Along with those words, the accusation leveled against people who pray is that they don’t do anything. It’s usually an either/or type of response that they accuse us of—us meaning Christians. The either/or is that they assume that if we pray we’re not doing anything, or if we were doing something, we wouldn’t need to pray.
In order to address the effectiveness of prayer during these times, we need to know why we pray over these situations in the first place. I say this because prayer has been devalued in our culture in some ways. It is merely a kind gesture to people, with prayer reduced to a mechanism of comfort or good will toward those affected by tragedy.
Prayer is more than this. When we pray during or after a tragic circumstance, our purpose is to maintain a God-centered perspective, ask for wisdom and guidance in our response, empower those who are there to help, and empower us to demonstrate His love and compassion. It is not to absolve us of the responsibility to serve those in need or to make us feel good about ourselves. Prayer is an important demonstration of the sovereignty of God over us, and is designed to take the attention off of us in the first place.
The same sovereignty of God that we become aware of when we pray impacts those who are directly involved with recovery efforts, as well as those who are there with ulterior motives. Sin doesn’t stop because of a tragedy. In fact, it is easier to do so because of the vulnerable state that victims and their families are in. So even if we don’t pray and we just donate uncritically to say that we’ve done something, we can end up being a bad steward of our funds if it ends up in the wrong hands.

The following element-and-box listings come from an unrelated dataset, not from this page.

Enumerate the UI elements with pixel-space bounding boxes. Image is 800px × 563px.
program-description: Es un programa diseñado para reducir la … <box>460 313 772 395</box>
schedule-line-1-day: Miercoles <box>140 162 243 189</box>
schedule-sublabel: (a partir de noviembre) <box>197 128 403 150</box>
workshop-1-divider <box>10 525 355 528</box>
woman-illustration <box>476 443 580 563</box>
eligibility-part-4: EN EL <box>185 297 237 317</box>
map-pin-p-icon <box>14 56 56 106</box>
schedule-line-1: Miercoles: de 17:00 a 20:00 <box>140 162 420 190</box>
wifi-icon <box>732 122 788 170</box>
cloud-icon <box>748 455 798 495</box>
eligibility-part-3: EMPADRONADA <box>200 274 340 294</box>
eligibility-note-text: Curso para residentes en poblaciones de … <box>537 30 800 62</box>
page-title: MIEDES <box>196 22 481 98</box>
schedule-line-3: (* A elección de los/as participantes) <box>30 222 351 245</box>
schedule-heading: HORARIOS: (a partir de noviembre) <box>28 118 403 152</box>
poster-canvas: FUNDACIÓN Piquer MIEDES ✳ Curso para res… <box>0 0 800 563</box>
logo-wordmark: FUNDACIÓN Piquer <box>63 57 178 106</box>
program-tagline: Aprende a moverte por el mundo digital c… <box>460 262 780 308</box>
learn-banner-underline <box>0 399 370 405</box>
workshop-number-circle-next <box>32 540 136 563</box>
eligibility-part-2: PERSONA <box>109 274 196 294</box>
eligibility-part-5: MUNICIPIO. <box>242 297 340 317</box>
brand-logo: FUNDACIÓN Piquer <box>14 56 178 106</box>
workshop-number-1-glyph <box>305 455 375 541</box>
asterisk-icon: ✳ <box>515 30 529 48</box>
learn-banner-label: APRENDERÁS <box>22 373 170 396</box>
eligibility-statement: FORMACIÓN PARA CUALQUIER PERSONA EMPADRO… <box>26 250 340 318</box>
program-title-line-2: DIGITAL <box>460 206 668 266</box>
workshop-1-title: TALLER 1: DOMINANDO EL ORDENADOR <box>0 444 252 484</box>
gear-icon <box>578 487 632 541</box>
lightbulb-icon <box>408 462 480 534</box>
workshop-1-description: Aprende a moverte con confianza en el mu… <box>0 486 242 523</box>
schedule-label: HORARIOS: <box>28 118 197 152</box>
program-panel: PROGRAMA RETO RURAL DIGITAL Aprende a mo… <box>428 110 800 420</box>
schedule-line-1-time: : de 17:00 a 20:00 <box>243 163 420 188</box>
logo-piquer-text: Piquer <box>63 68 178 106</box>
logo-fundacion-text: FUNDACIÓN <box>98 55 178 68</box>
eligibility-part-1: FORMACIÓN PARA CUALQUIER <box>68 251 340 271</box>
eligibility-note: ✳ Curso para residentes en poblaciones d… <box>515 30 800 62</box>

The book of James says the prayers of the righteous are effective, and the Lord Jesus Himself said to pray that the will of God is done on earth as it is in heaven, so be encouraged that it is through Christ that prayer makes an impact.
You’re called to talk to God because He promised that He will hear you. That has nothing to do with the unbelief of those around you. Be aware that God is confident in Himself and His word, and will do what He has purposed in His heart to do.
We at Grow The Heck Up offer our condolences to the families who have lost loved ones or have been displaced by this hurricane. We pray that the comfort of God will be felt by them all. We also pray that every effort of relief reaches those who are in need.